The vegetarian movement hopped on to the bandwagon at this point and came into
fashion too.
The sudden explosion of resentment towards their products
flummoxed the producers of meat, and no amount of desperate counter-campaigns
on their part could help the situation. Eventually the solution came in the
form of another new technology: dirt-meatology. It had previously been
sidelined by the world due to the yuck factor – initial laboratory products
looked nothing like meat. For years scientists simply produced better and
better slurries that had the chemical composition of meat, but none of its
physical characteristics. They all seemed obsessed in producing all manners of
disgusting black slurries – no scientist wanted to face the terribly impossible
task of developing real meat, and were content in taking tax payers’ to play
with their chemistry…at least until they had more money.
However in light of world events, desperate companies poured
money into and pressured all manner of research institutions to produce
something serious. The Chinese premier, Fang Jie Ken, in his 2082 landmark
speech at Tiananmen square said, “We choose to research dirt-meatology, not
because it is easy. But because it is necessary”

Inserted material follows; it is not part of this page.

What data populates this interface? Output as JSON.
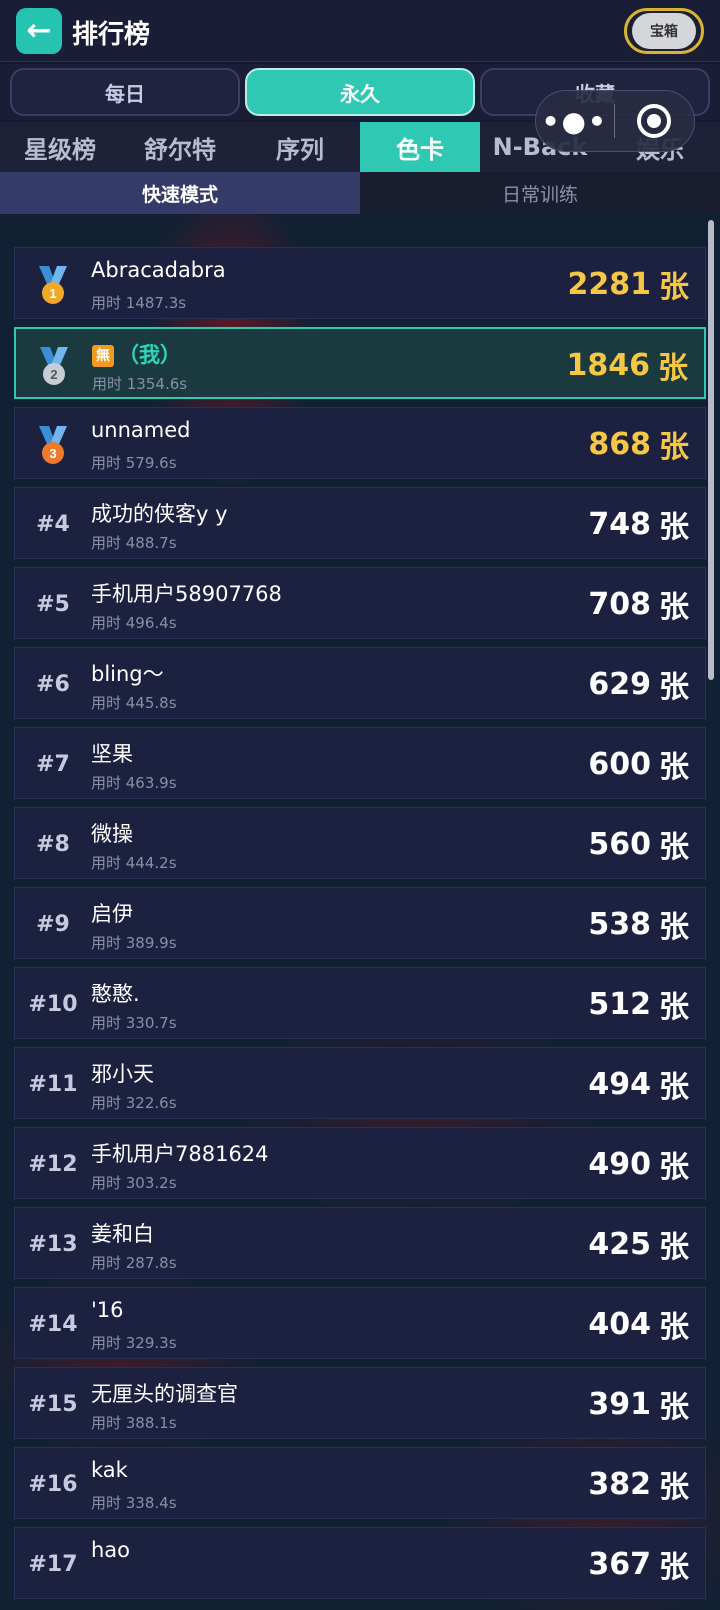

The greatest resultant breakthrough came in 2089 from
scientist Ain Elbertsteen, who overcome the greatest barrier of the budding
technology: he developed the quantum process of turning the nutrient slurry
produced from dirt into any form of protein and enzyme which could then simply
be mixed around to produce any kind of food imaginable. He also managed to
scale up the process, making mass production possible.
This new process breathed new life into the meat industry,
because nobody, for now, can question if dirt had rights to liberty or have
feelings. This stopped most of the rioting, and people were once again content
with what they were eating. Further developments in using the same technology
for vegetables also helped stem the up and coming tidal wave of
plants-have-feelings-too movement, which really promised to starve everybody on
earth to earth. Thankfully that crisis was averted. Dirt become the new food,
and has since become the source of every bite we take today.